09.09.2004
Gutes Adreßmanagement und professionelle Auskunfteien senken Verluste NEU-ISENBURG (lu). Wenn Privatabrechnungen nicht bezahlt werden, weil Patienten unbekannt verzogen sind, sorgt das nicht nur für Ärger. Es geht auch ordentlich ins Geld. Doch mit wenig Aufwand können Kollegen ihr Adreßmanagement verbessern und Verluste begrenzen.
Allein bei den Privatärztlichen Verrechnungsstellen (PVS) "werden 600 000 Privatliquidationen nicht zugestellt, weil Patienten unbekannt verzogen sind. Das sind gut vier Prozent unserer 13,5 Millionen Abrechnungen", so Franz-Arnold Thüning vom PVS-Verband. Der Ausfall entspreche einer Summe von 72 Millionen Euro.

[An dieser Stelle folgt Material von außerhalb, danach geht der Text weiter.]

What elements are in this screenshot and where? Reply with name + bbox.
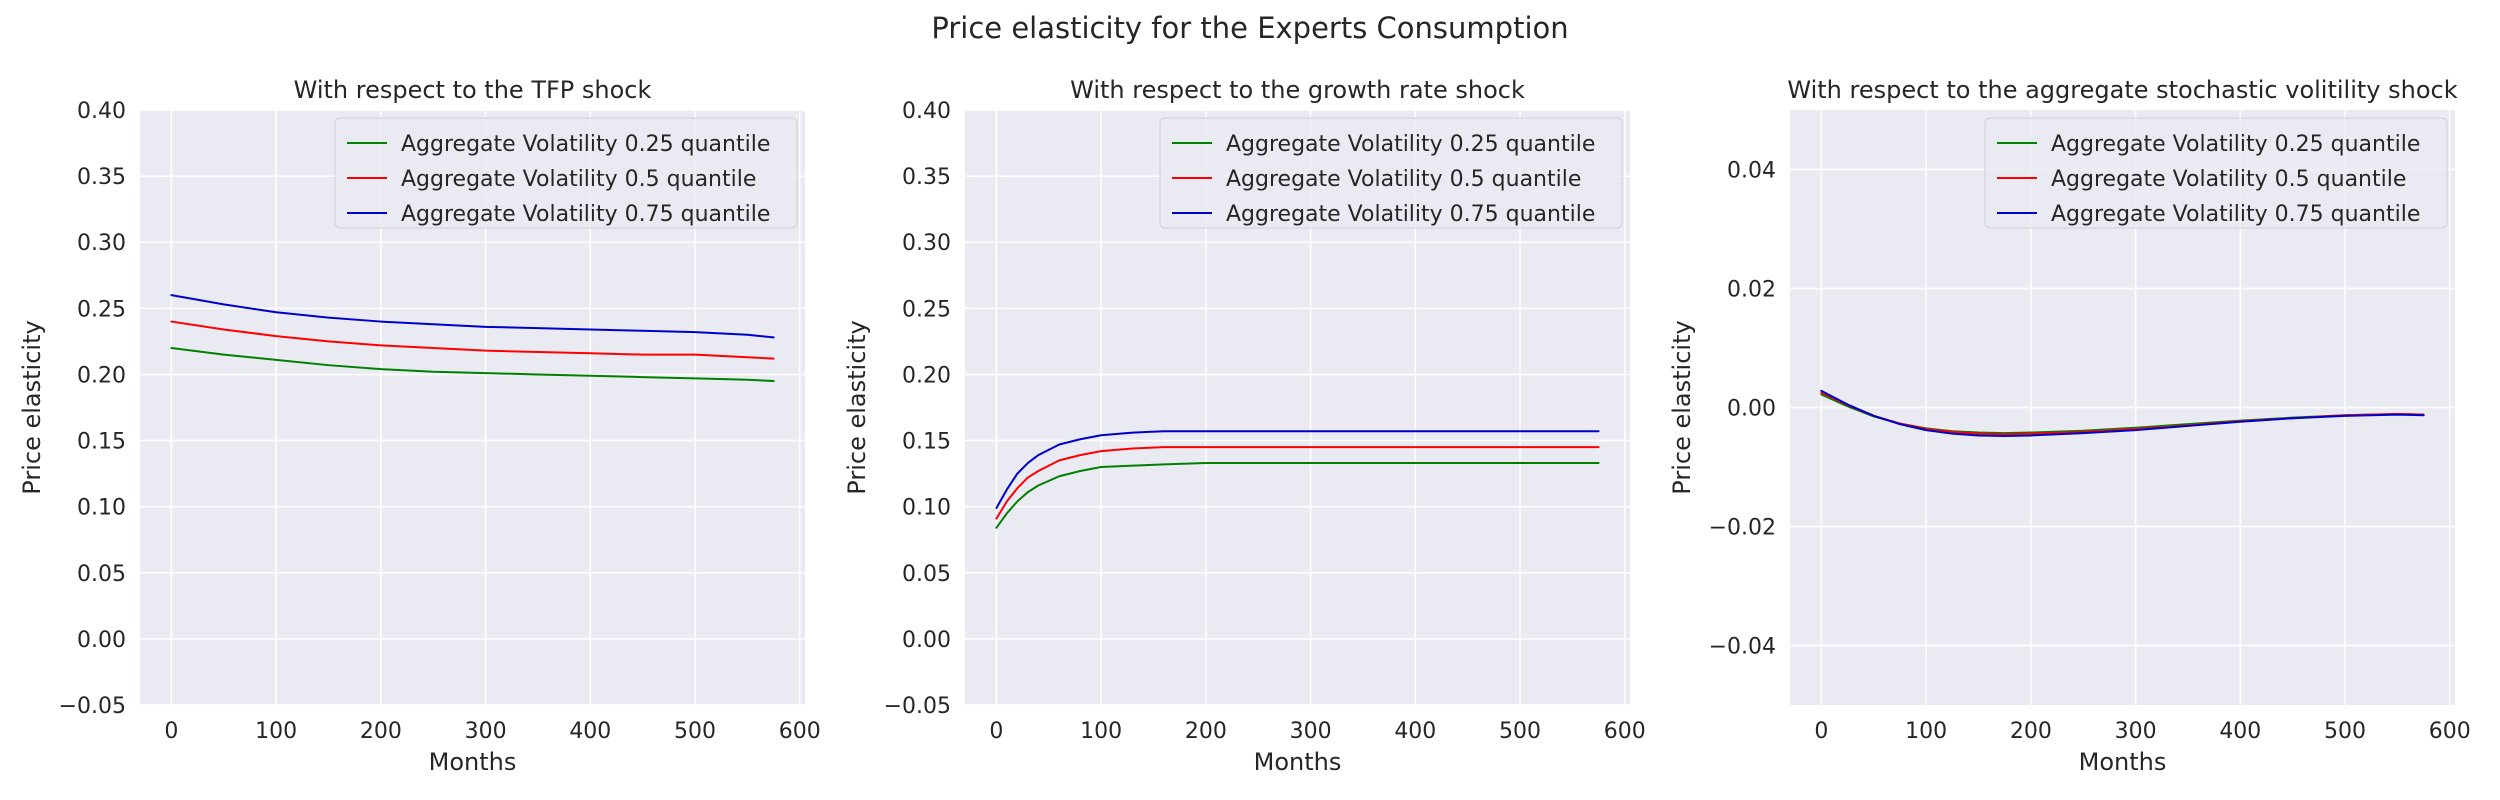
legend-label: Aggregate Volatility 0.75 quantile (1226, 202, 1595, 227)
x-tick-label: 600 (2429, 719, 2471, 744)
legend-label: Aggregate Volatility 0.25 quantile (1226, 132, 1595, 157)
y-tick-label: 0.25 (77, 297, 126, 322)
chart-panel-3: 0 100 200 300 400 500 600 −0.04 −0.02 0.00 0.02 0.0… (1668, 76, 2471, 776)
y-axis-label: Price elasticity (843, 320, 871, 494)
x-tick-label: 500 (1499, 719, 1541, 744)
x-tick-label: 400 (1394, 719, 1436, 744)
legend: Aggregate Volatility 0.25 quantile Aggreg… (1984, 117, 2448, 229)
x-tick-label: 500 (674, 719, 716, 744)
x-tick-label: 200 (360, 719, 402, 744)
x-tick-label: 300 (2115, 719, 2157, 744)
x-tick-label: 100 (1905, 719, 1947, 744)
series-line-2 (995, 446, 1600, 520)
y-tick-label: 0.00 (77, 628, 126, 653)
legend-label: Aggregate Volatility 0.5 quantile (401, 167, 756, 192)
x-tick-label: 100 (1080, 719, 1122, 744)
x-tick-label: 0 (989, 719, 1003, 744)
x-tick-label: 0 (164, 719, 178, 744)
y-tick-label: 0.15 (77, 430, 126, 455)
figure-title: Price elasticity for the Experts Consump… (931, 11, 1568, 45)
y-tick-label: 0.10 (902, 496, 951, 521)
y-tick-label: −0.05 (884, 694, 951, 719)
x-tick-label: 100 (255, 719, 297, 744)
legend-label: Aggregate Volatility 0.25 quantile (401, 132, 770, 157)
legend-label: Aggregate Volatility 0.5 quantile (1226, 167, 1581, 192)
y-tick-label: 0.02 (1727, 278, 1776, 303)
y-tick-label: −0.02 (1709, 516, 1776, 541)
x-tick-label: 400 (2219, 719, 2261, 744)
panel-title: With respect to the TFP shock (294, 76, 652, 104)
y-tick-label: 0.30 (902, 231, 951, 256)
y-tick-label: 0.35 (902, 165, 951, 190)
y-tick-label: 0.15 (902, 430, 951, 455)
y-tick-label: 0.40 (902, 99, 951, 124)
y-tick-label: 0.40 (77, 99, 126, 124)
legend: Aggregate Volatility 0.25 quantile Aggreg… (334, 117, 798, 229)
legend-frame (334, 117, 798, 229)
legend-label: Aggregate Volatility 0.75 quantile (401, 202, 770, 227)
series-line-3 (170, 294, 775, 339)
legend-label: Aggregate Volatility 0.25 quantile (2051, 132, 2420, 157)
series-line-3 (1820, 389, 2425, 438)
y-tick-label: 0.00 (1727, 397, 1776, 422)
y-tick-label: 0.04 (1727, 159, 1776, 184)
x-axis-label: Months (1254, 748, 1342, 776)
x-tick-label: 300 (465, 719, 507, 744)
x-axis-label: Months (2079, 748, 2167, 776)
y-axis-label: Price elasticity (1668, 320, 1696, 494)
y-tick-label: 0.30 (77, 231, 126, 256)
x-tick-label: 600 (1604, 719, 1646, 744)
x-tick-label: 200 (2010, 719, 2052, 744)
y-tick-label: 0.20 (902, 363, 951, 388)
x-tick-label: 0 (1814, 719, 1828, 744)
y-tick-label: 0.10 (77, 496, 126, 521)
y-axis-label: Price elasticity (18, 320, 46, 494)
y-tick-label: −0.05 (59, 694, 126, 719)
x-axis-label: Months (429, 748, 517, 776)
legend-frame (1159, 117, 1623, 229)
legend-label: Aggregate Volatility 0.75 quantile (2051, 202, 2420, 227)
legend: Aggregate Volatility 0.25 quantile Aggreg… (1159, 117, 1623, 229)
y-tick-label: 0.25 (902, 297, 951, 322)
x-tick-label: 300 (1290, 719, 1332, 744)
series-line-1 (170, 347, 775, 383)
y-tick-label: 0.05 (77, 562, 126, 587)
legend-frame (1984, 117, 2448, 229)
panel-title: With respect to the growth rate shock (1070, 76, 1525, 104)
chart-panel-2: 0 100 200 300 400 500 600 −0.05 0.00 0.05 0.10 0.15… (843, 76, 1646, 776)
y-tick-label: 0.00 (902, 628, 951, 653)
x-tick-label: 600 (779, 719, 821, 744)
x-tick-label: 500 (2324, 719, 2366, 744)
panel-title: With respect to the aggregate stochastic… (1787, 76, 2457, 104)
y-tick-label: 0.35 (77, 165, 126, 190)
x-tick-label: 200 (1185, 719, 1227, 744)
y-tick-label: −0.04 (1709, 635, 1776, 660)
chart-panel-1: 0 100 200 300 400 500 600 −0.05 0.00 0.05 0.10 0.15… (18, 76, 821, 776)
series-line-1 (995, 462, 1600, 529)
legend-label: Aggregate Volatility 0.5 quantile (2051, 167, 2406, 192)
y-tick-label: 0.05 (902, 562, 951, 587)
x-tick-label: 400 (569, 719, 611, 744)
series-line-3 (995, 430, 1600, 509)
series-line-2 (170, 320, 775, 360)
y-tick-label: 0.20 (77, 363, 126, 388)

In der Hälfte dieser Fälle ermitteln die PVS die Adressen über eigene Datenbanken, in den anderen 300 000 Fällen beauftragen sie professionelle Auskunfteien. Das kostet fünf bis acht Euro pro Fall - und ergibt Kosten von zwei Millionen Euro, die die Mitglieder über ihre Gebühren tragen.

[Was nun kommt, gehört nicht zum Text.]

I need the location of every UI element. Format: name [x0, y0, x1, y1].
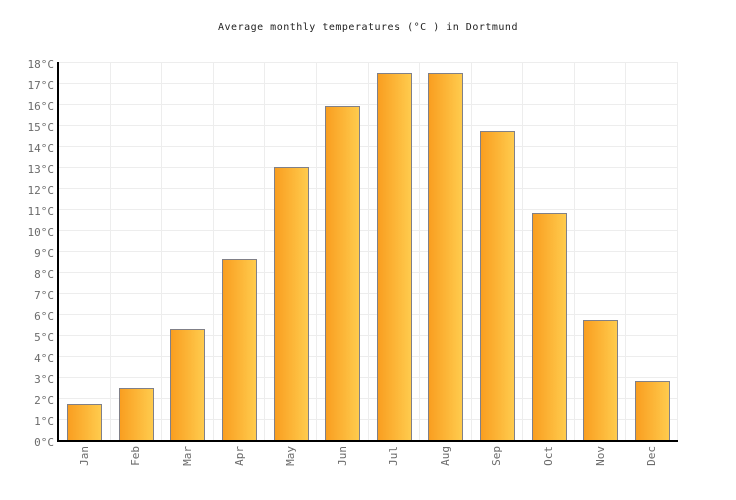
- x-tick-label: Jan: [77, 446, 91, 466]
- bar-feb: [118, 387, 154, 440]
- gridline-horizontal: [59, 356, 678, 357]
- y-tick-label: 9°C: [34, 247, 54, 260]
- gridline-horizontal: [59, 272, 678, 273]
- gridline-horizontal: [59, 293, 678, 294]
- gridline-horizontal: [59, 398, 678, 399]
- gridline-vertical: [264, 62, 266, 440]
- gridline-horizontal: [59, 419, 678, 420]
- gridline-vertical: [367, 62, 369, 440]
- x-tick-label: Mar: [180, 446, 194, 466]
- y-tick-label: 0°C: [34, 436, 54, 449]
- gridline-horizontal: [59, 209, 678, 210]
- y-tick-label: 12°C: [27, 184, 55, 197]
- y-tick-label: 3°C: [34, 373, 54, 386]
- gridline-horizontal: [59, 335, 678, 336]
- gridline-horizontal: [59, 167, 678, 168]
- y-tick-label: 11°C: [27, 205, 55, 218]
- y-tick-label: 14°C: [27, 142, 55, 155]
- bar-jul: [376, 72, 412, 440]
- gridline-horizontal: [59, 251, 678, 252]
- gridline-horizontal: [59, 104, 678, 105]
- chart-title: Average monthly temperatures (°C ) in Do…: [218, 22, 518, 33]
- gridline-horizontal: [59, 188, 678, 189]
- x-tick-label: Jun: [335, 446, 349, 466]
- x-tick-label: Oct: [542, 446, 556, 466]
- y-tick-label: 10°C: [27, 226, 55, 239]
- gridline-vertical: [161, 62, 163, 440]
- bar-mar: [170, 328, 206, 440]
- y-tick-label: 6°C: [34, 310, 54, 323]
- gridline-vertical: [625, 62, 627, 440]
- x-tick-label: Jul: [387, 446, 401, 466]
- x-tick-label: Apr: [232, 446, 246, 466]
- gridline-horizontal: [59, 314, 678, 315]
- y-tick-label: 15°C: [27, 121, 55, 134]
- bar-apr: [222, 259, 258, 440]
- bar-may: [273, 167, 309, 440]
- x-tick-label: Nov: [593, 446, 607, 466]
- gridline-vertical: [109, 62, 111, 440]
- y-tick-label: 1°C: [34, 415, 54, 428]
- gridline-vertical: [522, 62, 524, 440]
- y-tick-label: 13°C: [27, 163, 55, 176]
- plot-area: [57, 62, 678, 442]
- gridline-vertical: [419, 62, 421, 440]
- x-tick-label: May: [284, 446, 298, 466]
- bar-oct: [531, 213, 567, 440]
- gridline-vertical: [573, 62, 575, 440]
- bar-sep: [479, 131, 515, 440]
- y-tick-label: 5°C: [34, 331, 54, 344]
- y-tick-label: 2°C: [34, 394, 54, 407]
- gridline-horizontal: [59, 377, 678, 378]
- bar-dec: [634, 381, 670, 440]
- gridline-horizontal: [59, 230, 678, 231]
- y-tick-label: 16°C: [27, 100, 55, 113]
- gridline-vertical: [470, 62, 472, 440]
- x-tick-label: Dec: [645, 446, 659, 466]
- x-tick-label: Aug: [438, 446, 452, 466]
- gridline-vertical: [315, 62, 317, 440]
- gridline-horizontal: [59, 125, 678, 126]
- bar-aug: [428, 72, 464, 440]
- gridline-horizontal: [59, 62, 678, 63]
- bar-jun: [325, 106, 361, 440]
- x-tick-label: Feb: [129, 446, 143, 466]
- y-tick-label: 17°C: [27, 79, 55, 92]
- bar-nov: [583, 320, 619, 440]
- y-tick-label: 8°C: [34, 268, 54, 281]
- bar-jan: [67, 404, 103, 440]
- y-tick-label: 4°C: [34, 352, 54, 365]
- y-tick-label: 7°C: [34, 289, 54, 302]
- y-tick-label: 18°C: [27, 58, 55, 71]
- gridline-horizontal: [59, 83, 678, 84]
- gridline-vertical: [677, 62, 678, 440]
- x-tick-label: Sep: [490, 446, 504, 466]
- gridline-horizontal: [59, 146, 678, 147]
- gridline-vertical: [212, 62, 214, 440]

Anders ist die Situation bei den gut 50 Prozent der niedergelassenen Ärzte, die selbst abrechnen. Viele schreiben Forderungen recht schnell ab, wenn sie bei der Recherche der Adresse nicht weiterkommen. Dabei können auch sie die Daten bequem über Auskunfteien ermitteln lassen und so ihre Forderungen eintreiben.
Zwischen 4,70 und 9,30 Euro pro Fall verlangt etwa eBackoffice, wenn dazu das Internet eingesetzt wird. Außer einigen PVS nutzten inzwischen gut 100 Ärzte das Angebot, so Geschäftsführer Michael Basler (www.supercheck.de).
Wer Verluste begrenzen will, sollte aber auch sein Adreßmanagement verbessern. Thünings Tips: "Fragen Sie bei jeder Behandlung nach, ob die Adresse stimmt! Und wenn sich etwas geändert hat, tragen Sie es sofort in Karteikarte und Praxis-EDV ein!"